So after spending four years slaving away at a degree, the university finally gave me the piece of paper that makes it real (inside a toilet-roll tube).
Of course, being an ancient university steeped in ridiculous tradition, this isn’t just a matter of them posting it to you. No. You’ve got to get it at a ceremony.
On Friday, Rao Dao Zao became Rao Dao Zao B.Sc. Hons.
The main thing is that you get to wear strange robes.
Yes, robes. A big cloak thing, designed perfectly to feel like it’s falling off when it really isn’t. Graduation is a black-tie event, so if you weren’t sweltering inside your suit already, the cloak really tops it off.
But it gets less practical. Alongside your robes is a hood, that is shaped like no hood I’ve ever seen before. You’re not allowed to wear this until it gets put on you during the ceremony (tradition), so you’ve got to cart it around all day. Except when getting your photograph, in which case you put it on and discover just how impractical it is; it keeps slipping right down your back, or off your shoulders, or both. The girl in the queue in front of me was told that the solution was to “get wider shoulders”.

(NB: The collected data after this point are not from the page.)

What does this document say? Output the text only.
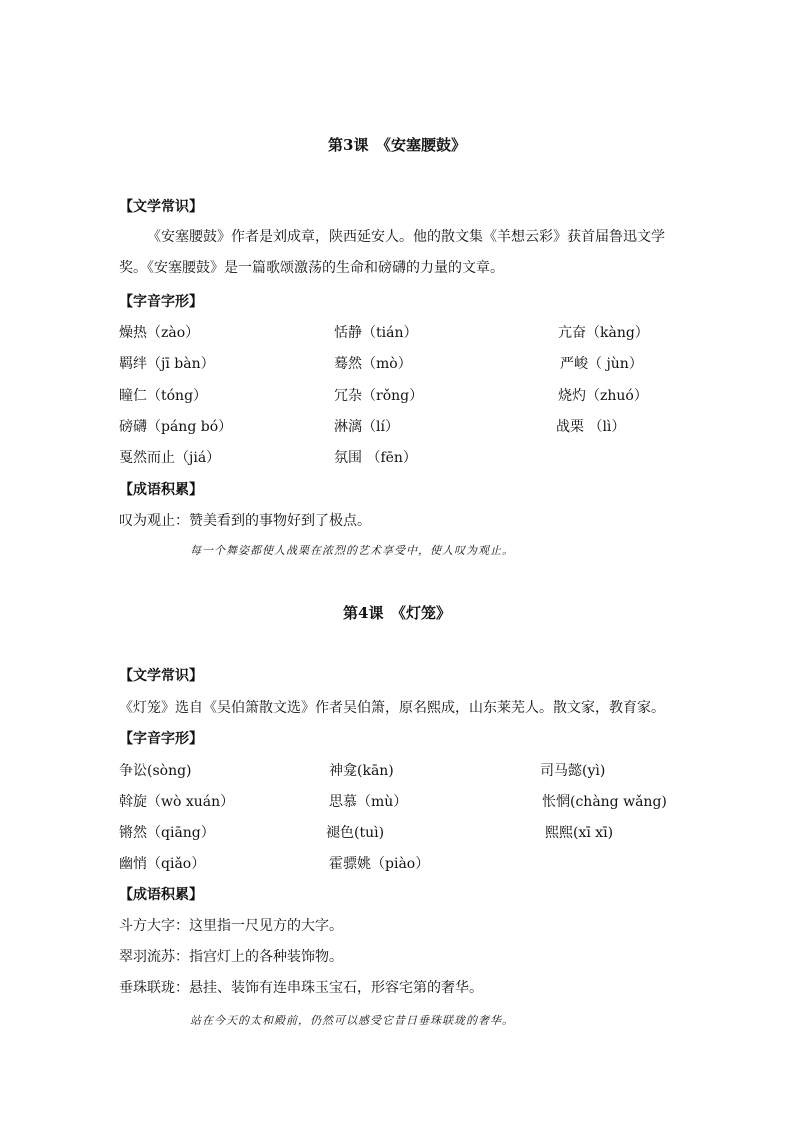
第3课　《安塞腰鼓》
【文学常识】
《安塞腰鼓》作者是刘成章，陕西延安人。他的散文集《羊想云彩》获首届鲁迅文学奖。《安塞腰鼓》是一篇歌颂激荡的生命和磅礴的力量的文章。
【字音字形】
燥热（zào）	恬静（tián）	亢奋（kàng）
羁绊（jī bàn）	蓦然（mò）	严峻（ jùn）
瞳仁（tóng）	冗杂（rǒng）	烧灼（zhuó）
磅礴（páng bó）	淋漓（lí）	战栗 （lì）
戛然而止（jiá）	氛围 （fēn）
【成语积累】
叹为观止：赞美看到的事物好到了极点。
每一个舞姿都使人战栗在浓烈的艺术享受中，使人叹为观止。
第4课　《灯笼》
【文学常识】
《灯笼》选自《吴伯箫散文选》作者吴伯箫，原名熙成，山东莱芜人。散文家，教育家。
【字音字形】
争讼(sòng)	神龛(kān)	司马懿(yì)
斡旋（wò xuán）	思慕（mù）	怅惘(chàng wǎng)
锵然（qiāng）	褪色(tuì)	熙熙(xī xī)
幽悄（qiǎo）	霍骠姚（piào）
【成语积累】
斗方大字：这里指一尺见方的大字。
翠羽流苏：指宫灯上的各种装饰物。
垂珠联珑：悬挂、装饰有连串珠玉宝石，形容宅第的奢华。
站在今天的太和殿前，仍然可以感受它昔日垂珠联珑的奢华。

The ceremony is completely ridiculous. I find it hard to imagine how this was appropriate even back in the middle ages; yeah, they wore robes and cowls and shit, but I’m sure they weren’t as bizarre and impractical as these. A man walks in with a giant ass-mace, some latin singing occurs, some latin occurs, and then the actual graduations commence.
The presentation of your parchment is pretty strange too. You go up, get tapped on the head with a felt cap (and some more latin occurs, quietly), the hood gets whipped around your neck, and then you get your toilet-roll tube with the parchment and a break-down of all your module results inside. And that’s it. An hours of sitting, and almost non-stop clapping, for your two seconds of minor fame.
Apparently somebody whooped me, though. And apparently somebody that wasn’t my brother also clapped for me in the telescreen rooms (he didn’t get a guest ticket, nyah nyah). I’m hoping secret admirers.
Afterwards, a little bit of free alcohol and general mingling and photography, expensive dinner, then get out of the stuffy suit and return to drink and dance the night away.